Academics nerds published a research paper a few days about LLM malware and their argument for a new classification of malware dubbed "Promptware".
X fucks up links a lot, they don't display properly, so the link to their academic paper will be in the post subsequent to this one.
As is tradition, their academic paper is just a bunch of goobers being all philosophical about shit and including a bunch of fancy pictures and graphs.
I unironically sat here and read most of this paper.
Is there argument valid?
Yes, but some of the examples provided are theoretical and have not existed in-the-wild (yet?). They do however provide real-life examples of LLM payloads which have been successful. I personally have not seen these techniques described, but they provided citations and they are indeed real.
I do malware stuff everyday (collecting, reverse engineering, development) and I have not seen any of the papers they reference. This paper has demonstrated, unironically, there is a gap right now between LLM research and malware research. In essence, we are at the point now where LLM research is now bleeding into malware research and malware nerds may have to pay more attention.

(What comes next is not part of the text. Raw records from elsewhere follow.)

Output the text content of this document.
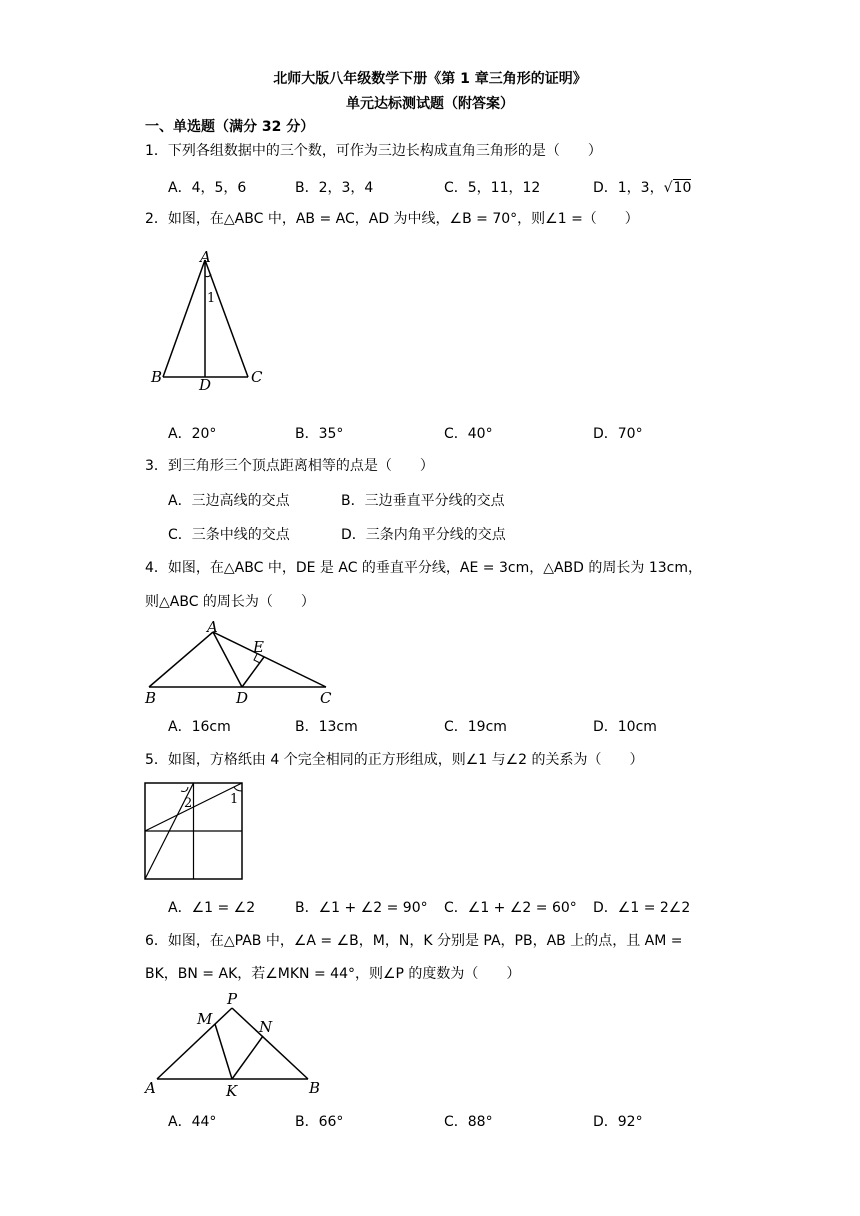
北师大版八年级数学下册《第 1 章三角形的证明》
单元达标测试题（附答案）
一、单选题（满分 32 分）
1．下列各组数据中的三个数，可作为三边长构成直角三角形的是（　　）
A．4，5，6	B．2，3，4	C．5，11，12	D．1，3，√10
2．如图，在△ABC 中，AB = AC，AD 为中线，∠B = 70°，则∠1 =（　　）
A
1
B D	C
A．20°	B．35°	C．40°	D．70°
3．到三角形三个顶点距离相等的点是（　　）
A．三边高线的交点	B．三边垂直平分线的交点
C．三条中线的交点	D．三条内角平分线的交点
4．如图，在△ABC 中，DE 是 AC 的垂直平分线，AE = 3cm，△ABD 的周长为 13cm，
则△ABC 的周长为（　　）
A
E
B	D	C
A．16cm	B．13cm	C．19cm	D．10cm
5．如图，方格纸由 4 个完全相同的正方形组成，则∠1 与∠2 的关系为（　　）
2	1
A．∠1 = ∠2	B．∠1 + ∠2 = 90° C．∠1 + ∠2 = 60° D．∠1 = 2∠2
6．如图，在△PAB 中，∠A = ∠B，M，N，K 分别是 PA，PB，AB 上的点，且 AM =
BK，BN = AK，若∠MKN = 44°，则∠P 的度数为（　　）
P
M	N
A	K	B
A．44°	B．66°	C．88°	D．92°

I am now a believer. LLM malware is indeed real and will become a thing. I give these academic nerds two (2) cat pictures for this interesting paper. This is the first academic paper I've read in awhile that I actually think isn't complete dog shit.
My main criticism however is they kind of butcher some malware terminology. For example, they incorrectly refer to some of this LLM malware stuff as Polymorphic, but this is not polymorphic ... unless we get really, really, really flexible with definition of polymorphic malware and we make it more akin to high-level class inheritance polymorphism. It doesn't really matter that much though because I understand what they're trying to convey.